Mr Watson denies the claim - the latest twist in a bitter row between the two.
Commentators say the feud threatens to undermine the standing of the anti-whaling lobby in the publicity battle over Japan's whaling programme.
Mr Bethune told New Zealand's National Radio he believed Mr Watson wanted the sinking to "garner sympathy with the public and to create better TV".
"Paul Watson was my admiral. He gave me an order and I carried it out," Mr Bethune said, according to Associated Press.
"I was ashamed of it at the time and I'm ashamed of it now."
But Mr Watson denied the allegations, saying Mr Bethune was bitter because he had fallen out with Sea Shepherd.
"No-one ordered him to scuttle it. Pete Bethune was captain of the Ady Gil, all decisions on the Ady Gil were his," he said, according to AFP news agency.

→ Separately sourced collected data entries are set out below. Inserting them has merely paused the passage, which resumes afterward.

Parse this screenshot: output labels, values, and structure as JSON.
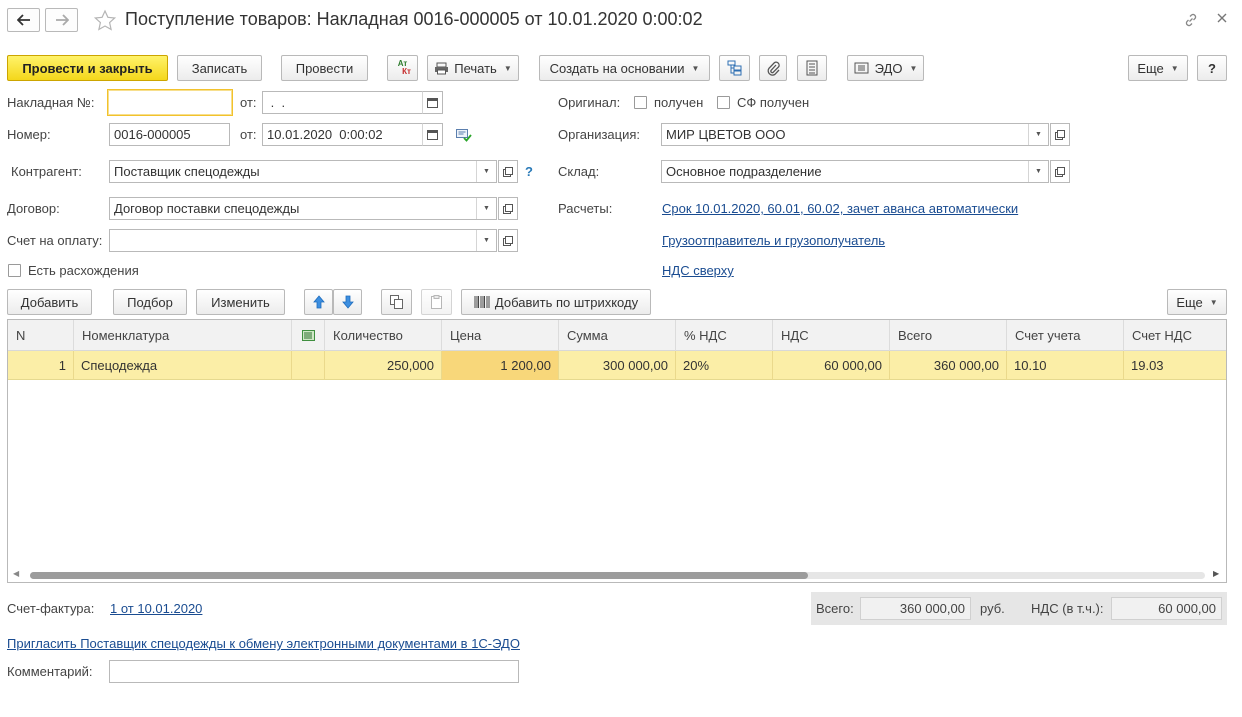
{
  "window": {
    "title": "Поступление товаров: Накладная 0016-000005 от 10.01.2020 0:00:02"
  },
  "toolbar": {
    "post_close": "Провести и закрыть",
    "save": "Записать",
    "post": "Провести",
    "dtkt_top": "Ат",
    "dtkt_bottom": "Кт",
    "print": "Печать",
    "create_based": "Создать на основании",
    "edo": "ЭДО",
    "more": "Еще",
    "help": "?"
  },
  "header": {
    "invoice_no_label": "Накладная №:",
    "invoice_no_value": "",
    "from_label": "от:",
    "invoice_date_value": " .  .",
    "number_label": "Номер:",
    "number_value": "0016-000005",
    "number_date_value": "10.01.2020  0:00:02",
    "original_label": "Оригинал:",
    "received_label": "получен",
    "sf_received_label": "СФ получен",
    "org_label": "Организация:",
    "org_value": "МИР ЦВЕТОВ ООО",
    "counterparty_label": "Контрагент:",
    "counterparty_value": "Поставщик спецодежды",
    "help_q": "?",
    "warehouse_label": "Склад:",
    "warehouse_value": "Основное подразделение",
    "contract_label": "Договор:",
    "contract_value": "Договор поставки спецодежды",
    "settlements_label": "Расчеты:",
    "settlements_link": "Срок 10.01.2020, 60.01, 60.02, зачет аванса автоматически",
    "payment_invoice_label": "Счет на оплату:",
    "payment_invoice_value": "",
    "shipper_link": "Грузоотправитель и грузополучатель",
    "discrepancy_label": "Есть расхождения",
    "vat_link": "НДС сверху"
  },
  "table_toolbar": {
    "add": "Добавить",
    "pick": "Подбор",
    "change": "Изменить",
    "barcode": "Добавить по штрихкоду",
    "more": "Еще"
  },
  "table": {
    "columns": [
      "N",
      "Номенклатура",
      "",
      "Количество",
      "Цена",
      "Сумма",
      "% НДС",
      "НДС",
      "Всего",
      "Счет учета",
      "Счет НДС"
    ],
    "rows": [
      [
        "1",
        "Спецодежда",
        "",
        "250,000",
        "1 200,00",
        "300 000,00",
        "20%",
        "60 000,00",
        "360 000,00",
        "10.10",
        "19.03"
      ]
    ]
  },
  "footer": {
    "sf_label": "Счет-фактура:",
    "sf_link": "1 от 10.01.2020",
    "total_label": "Всего:",
    "total_value": "360 000,00",
    "currency": "руб.",
    "vat_label": "НДС (в т.ч.):",
    "vat_value": "60 000,00",
    "invite_link": "Пригласить Поставщик спецодежды к обмену электронными документами в 1С-ЭДО",
    "comment_label": "Комментарий:",
    "comment_value": ""
  },
  "colors": {
    "primary_button": "#f4d71b",
    "selected_row": "#fbeea7",
    "link": "#1a4c91",
    "focus_border": "#f2c22c"
  }
}
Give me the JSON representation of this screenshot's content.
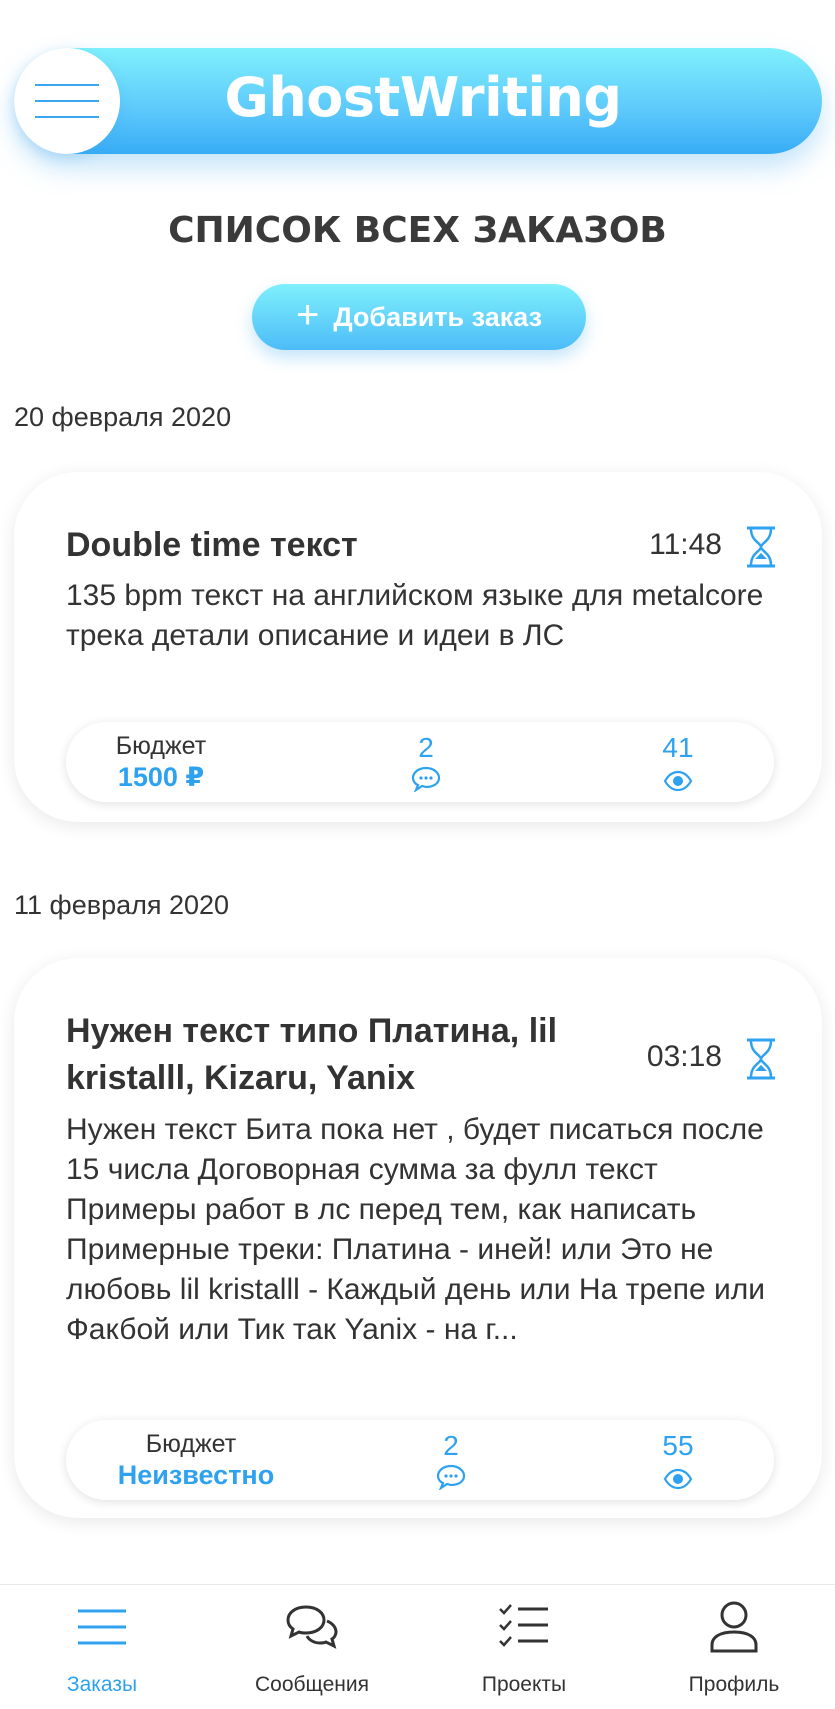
{
  "app": {
    "title": "GhostWriting",
    "accent_color": "#2ea2f0"
  },
  "page": {
    "title": "СПИСОК ВСЕХ ЗАКАЗОВ",
    "add_button_icon": "plus-icon",
    "add_button_label": "Добавить заказ"
  },
  "orders": [
    {
      "date": "20 февраля 2020",
      "title": "Double time текст",
      "time": "11:48",
      "time_icon": "hourglass-icon",
      "description": "135 bpm текст на английском языке для metalcore трека детали описание и идеи в ЛС",
      "budget_label": "Бюджет",
      "budget_value": "1500 ₽",
      "comments": "2",
      "comments_icon": "comment-icon",
      "views": "41",
      "views_icon": "eye-icon"
    },
    {
      "date": "11 февраля 2020",
      "title": "Нужен текст типо Платина, lil kristalll, Kizaru, Yanix",
      "time": "03:18",
      "time_icon": "hourglass-icon",
      "description": "Нужен текст Бита пока нет , будет писаться после 15 числа Договорная сумма за фулл текст Примеры работ в лс перед тем, как написать Примерные треки: Платина - иней! или Это не любовь lil kristalll - Каждый день или На трепе или Факбой или Тик так Yanix - на г...",
      "budget_label": "Бюджет",
      "budget_value": "Неизвестно",
      "comments": "2",
      "comments_icon": "comment-icon",
      "views": "55",
      "views_icon": "eye-icon"
    }
  ],
  "bottom_nav": [
    {
      "label": "Заказы",
      "icon": "menu-lines-icon",
      "active": true
    },
    {
      "label": "Сообщения",
      "icon": "chat-bubbles-icon",
      "active": false
    },
    {
      "label": "Проекты",
      "icon": "checklist-icon",
      "active": false
    },
    {
      "label": "Профиль",
      "icon": "user-icon",
      "active": false
    }
  ]
}
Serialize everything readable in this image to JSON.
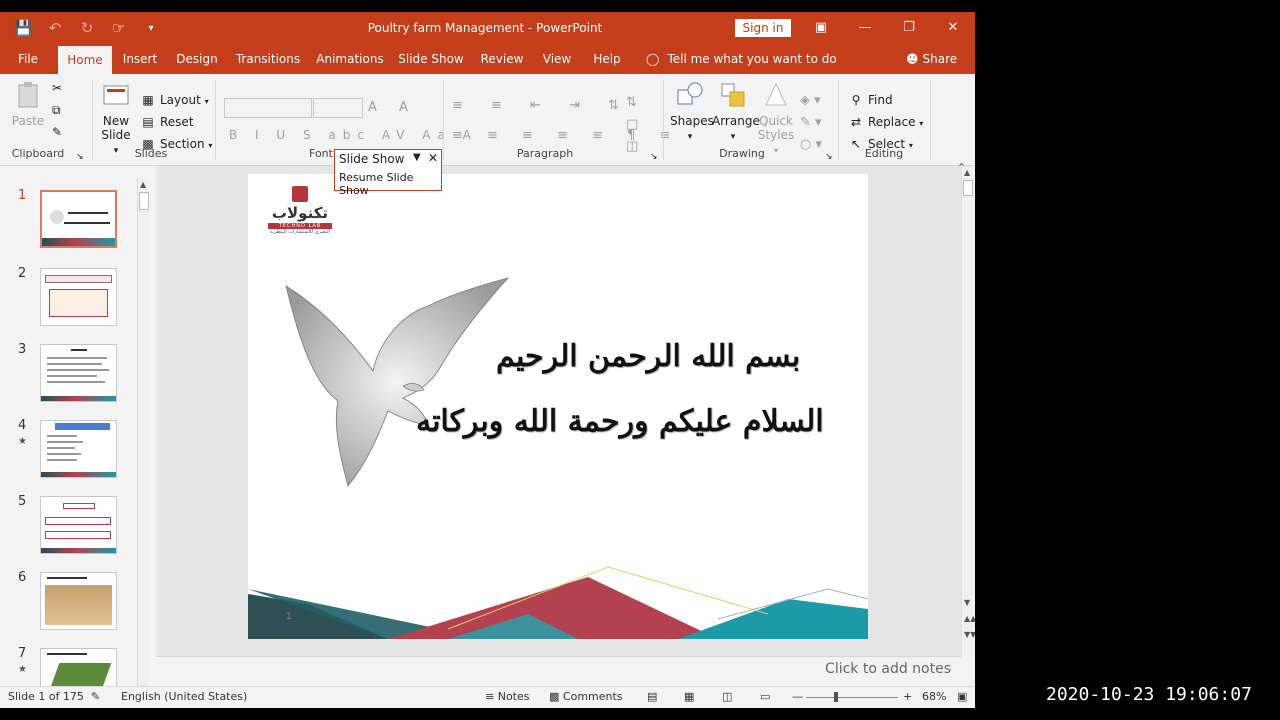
{
  "window": {
    "title": "Poultry farm Management  -  PowerPoint",
    "sign_in": "Sign in",
    "icons": [
      "save-icon",
      "undo-icon",
      "redo-icon",
      "touch-mode-icon",
      "customize-qat-icon"
    ]
  },
  "tabs": [
    {
      "label": "File"
    },
    {
      "label": "Home"
    },
    {
      "label": "Insert"
    },
    {
      "label": "Design"
    },
    {
      "label": "Transitions"
    },
    {
      "label": "Animations"
    },
    {
      "label": "Slide Show"
    },
    {
      "label": "Review"
    },
    {
      "label": "View"
    },
    {
      "label": "Help"
    }
  ],
  "active_tab": "Home",
  "tell_me": "Tell me what you want to do",
  "share": "Share",
  "ribbon": {
    "clipboard": {
      "label": "Clipboard",
      "paste": "Paste"
    },
    "slides": {
      "label": "Slides",
      "new_slide_1": "New",
      "new_slide_2": "Slide",
      "layout": "Layout",
      "reset": "Reset",
      "section": "Section"
    },
    "font": {
      "label": "Font"
    },
    "paragraph": {
      "label": "Paragraph"
    },
    "drawing": {
      "label": "Drawing",
      "shapes": "Shapes",
      "arrange": "Arrange",
      "quick_styles_1": "Quick",
      "quick_styles_2": "Styles"
    },
    "editing": {
      "label": "Editing",
      "find": "Find",
      "replace": "Replace",
      "select": "Select"
    }
  },
  "popup": {
    "title": "Slide Show",
    "resume": "Resume Slide Show"
  },
  "thumbnails": [
    {
      "num": "1",
      "star": ""
    },
    {
      "num": "2",
      "star": ""
    },
    {
      "num": "3",
      "star": ""
    },
    {
      "num": "4",
      "star": "★"
    },
    {
      "num": "5",
      "star": ""
    },
    {
      "num": "6",
      "star": ""
    },
    {
      "num": "7",
      "star": "★"
    }
  ],
  "slide": {
    "logo_ar": "تكنولاب",
    "logo_en": "TECHNO LAB",
    "logo_sub": "البصري للاستشارات البيطرية",
    "line1": "بسم الله الرحمن الرحيم",
    "line2": "السلام عليكم ورحمة الله وبركاته",
    "number": "1"
  },
  "notes_placeholder": "Click to add notes",
  "status": {
    "slide_info": "Slide 1 of 175",
    "language": "English (United States)",
    "notes": "Notes",
    "comments": "Comments",
    "zoom": "68%"
  },
  "timestamp": "2020-10-23 19:06:07"
}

Sea Shepherd shot to prominence as the futuristic trimaran Ady Gil pursued the Japanese whaler Shonan Maru 2 through Antarctic waters in January - spawning coverage such as the TV show Whale Wars.
But it soon courted controversy as Mr Bethune boarded the Shonan Maru 2 to confront the captain over the collision which ended in the sinking of the Ady Gil.
He ended up spending five months in a Japanese jail awaiting trial and was finally given a suspended sentence after admitting obstructing commercial activities, trespass, vandalism and carrying a knife.
Sea Shepherd distanced itself from Mr Bethune during his detention - though it later claimed this was a ploy to gain a lenient sentence.
Mr Watson now reportedly says Mr Bethune was expelled from Sea Shepherd in October after it discovered the New Zealander had given false information to Japanese authorities about Mr Watson in exchange for leniency.